Connector Architecture
In Identity Security Cloud, a source is a configured instance which communicates with an associated connector to read or write user account or entitlement objects. Connectors are technical component interfaces which communicate with target systems via native APIs to read or write user account or entitlement objects. Essentially, sources communicate with connectors.
From a connector anatomical perspective, connectors are made up of three components:
-
The user interfacedisplays a set of forms which an administrator completes to configure a source.
-
The source configuration is based on a configuration template. It contains all the information necessary to run the connector for the instance of that source.
-
The connector is the technical component(s) which take the configurations and apply them to the connector itself. The connector performs operations such as:
-
Account read or aggregation
-
Account creation, modification, or deletion
-
Provisioning activities
-
So in Identity Security Cloud's environment, where can you find these artifacts? It is important to understand the architecture of how the various components interact with one another.

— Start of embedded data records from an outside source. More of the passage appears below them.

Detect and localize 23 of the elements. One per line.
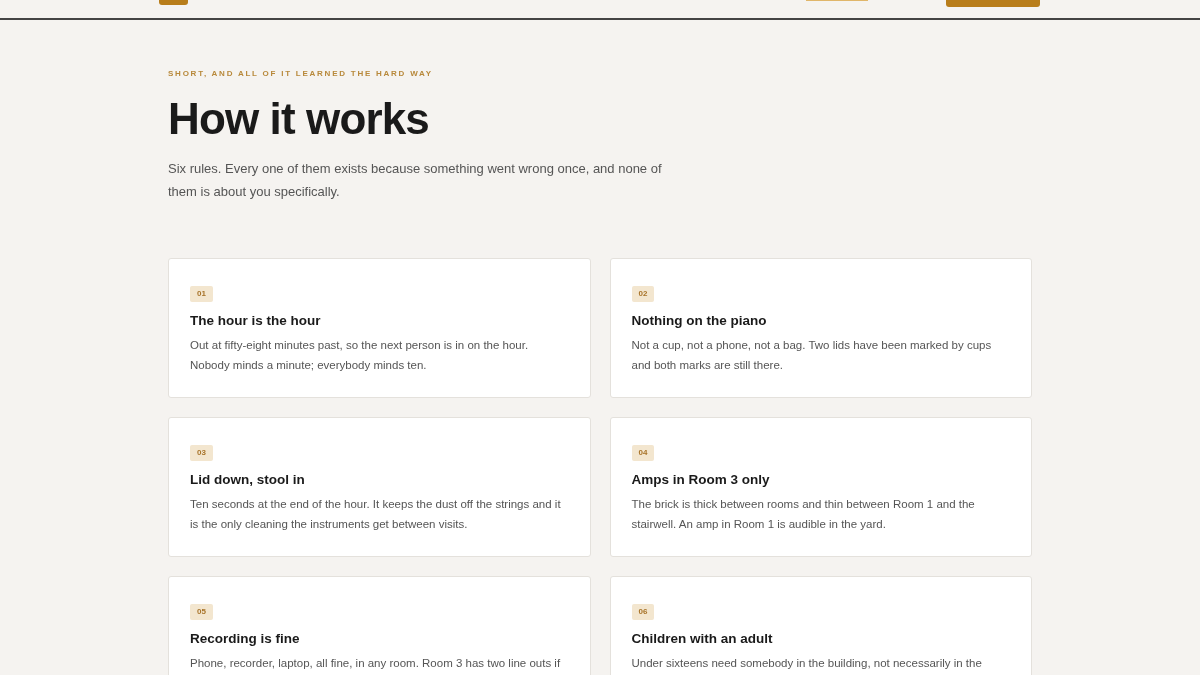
intro-text: Six rules. Every one of them exists because something went wrong once, and none of them is about you specifically. <box>168 160 663 201</box>
page-title: How it works <box>168 93 430 145</box>
rule-number: 04 <box>631 445 655 461</box>
rule-text: Under sixteens need somebody in the building, not necessarily in the <box>631 656 983 671</box>
rule-title: Recording is fine <box>190 630 301 648</box>
rule-text: Phone, recorder, laptop, all fine, in any room. Room 3 has two line outs if <box>190 656 562 671</box>
rule-title: Lid down, stool in <box>190 471 306 489</box>
rule-number: 05 <box>190 604 213 620</box>
rule-title: Nothing on the piano <box>631 312 768 330</box>
rule-text: Not a cup, not a phone, not a bag. Two lids have been marked by cups and both marks are still there. <box>631 338 993 373</box>
rule-number: 03 <box>190 445 213 461</box>
rule-text: Ten seconds at the end of the hour. It keeps the dust off the strings and it is the only cleaning the instruments get between visits. <box>190 497 562 532</box>
rule-number: 01 <box>190 286 213 302</box>
nav-link-underline[interactable] <box>806 0 868 1</box>
rule-number: 02 <box>631 286 655 302</box>
rule-title: Children with an adult <box>631 630 774 648</box>
rule-title: The hour is the hour <box>190 312 322 330</box>
rule-title: Amps in Room 3 only <box>631 471 771 489</box>
rule-text: The brick is thick between rooms and thin between Room 1 and the stairwell. An amp in Room 1 is audible in the yard. <box>631 497 976 532</box>
rule-number: 06 <box>631 604 655 620</box>
header-button[interactable] <box>946 0 1040 7</box>
eyebrow-text: SHORT, AND ALL OF IT LEARNED THE HARD WAY <box>168 68 434 80</box>
rule-text: Out at fifty-eight minutes past, so the next person is in on the hour. Nobody minds a minute; everybody minds ten. <box>190 338 530 373</box>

In Identity Security Cloud, there are components which are stored in the cloud itself. However there is an on-premise cloud connector gateway which is deployed as part of the SailPoint-managed Virtual Appliance, or VA. The connectors run from the VA and communicate with the target system(s) which can be on your internal network, or in the cloud.
Based on the diagram, you can determine which components are deployed where, and how they should be configured.
User Interface Forms
-
XML configuration
-
Deployed in the cloud
Source Configuration Template
-
XML configuration
-
Deployed in the cloud
Custom Connector
-
Compiled Java JAR package
-
Deployed in the Identity Security Cloud Virtual Appliance
These will be used as a basis for the components which will be built in this guide.